Developers can gain a broad understanding of the requirements, since before writing the tests they need to think about how features should work. Furthermore, the test cases can be used to explain the code itself [13]. A better understanding of the code certainly helps in its maintenance. However, we noticed that few developers directly perceive a positive effect of TDD on software maintainability. Nevertheless, we believe that such benefit seems to be better perceived in the long run, or by more experienced developers, as pointed out by Dogša and Batič [10].

6 Conclusion, Limitations and Future Work

The major concern of existing studies has been to evaluate the effects of TDD compared to other development approaches; however, few studies seek to understand such effects more deeply from the viewpoint of developers. This study contributes empirical evidence on the use of TDD from developer’s perspective. Unlike other studies, the design of this study involved a variability of projects with different sizes and purposes, and using different programming languages and support tools. Our findings are in agreement with the results of several related studies.

We have found that, in the participant’s vision, the adoption of TDD happens slowly due learning curve and change of mindset. But, like any new practice that involves non-routine, knowledge work, this is an issue already expected. For them, in the beginning, the main difficulties are to know where to start, and then to know how to create a test for a feature that does not yet exist. Regarding perceived benefits, we found that participants gain greater confidence to implement new features and make changes due to broad test coverage. Most participants noticed improvements in code quality, but few have a broader view of the effects of TDD on software design. Less experienced developers have difficulty applying baby steps because tend to be more eager to view the all features implemented. Many of them cannot assess when using mock objects is appropriate to the project.

Regarding the limitations of this study, we have to consider that generalizability of qualitative research findings is usually not an expected attribute, since qualitative research studies are meant to study a specific issue or phenomenon, involving a certain population, and focused in a particular context. In our study, for example, although the study participants have different profiles and personal experiences, some traits of culture can be typical of the Brazilian developers. Therefore, we can not assume that our results apply outside the specific setting in which it was run. Besides, the number of participants in this study may not be sufficient to generalize the results.
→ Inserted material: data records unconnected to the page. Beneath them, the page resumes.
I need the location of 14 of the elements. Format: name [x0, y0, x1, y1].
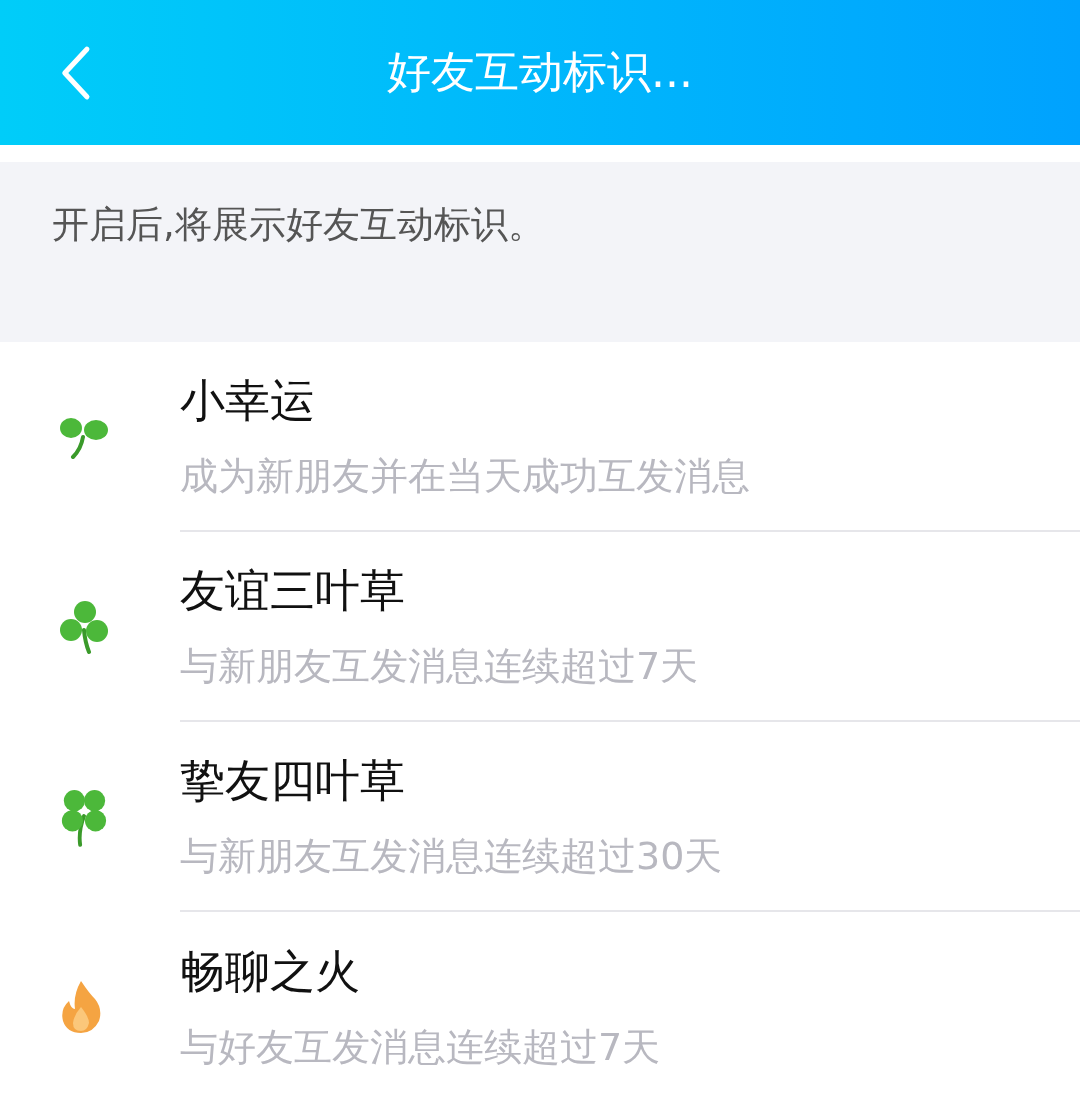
window-title: 好友互动标识...: [387, 45, 693, 99]
flame-icon: [59, 979, 103, 1035]
item-title: 友谊三叶草: [180, 562, 406, 619]
four-leaf-clover-icon: [59, 787, 109, 847]
sprout-icon: [59, 415, 109, 459]
item-title: 畅聊之火: [180, 943, 361, 1000]
item-description: 与新朋友互发消息连续超过30天: [180, 832, 724, 880]
item-description: 与好友互发消息连续超过7天: [180, 1023, 662, 1071]
item-title: 小幸运: [180, 372, 316, 429]
item-title: 挚友四叶草: [180, 752, 406, 809]
notice-text: 开启后,将展示好友互动标识。: [52, 203, 545, 246]
clover-icon: [59, 600, 109, 654]
item-description: 与新朋友互发消息连续超过7天: [180, 642, 700, 690]
item-description: 成为新朋友并在当天成功互发消息: [180, 452, 751, 500]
Another validity concern is the possibility of researcher’s influence on the qualitative data analysis. To mitigate this threat, we have adopted the thematic analysis as a systematic method following a pre-established protocol. Also, the results of the analysis were reviewed by the other two authors. Regarding study participant’s, despite most developers had no previous experience with TDD, it may be that one’s personal experience has influenced their particular opinions and perceptions. In future work, this issue can be better analyzed.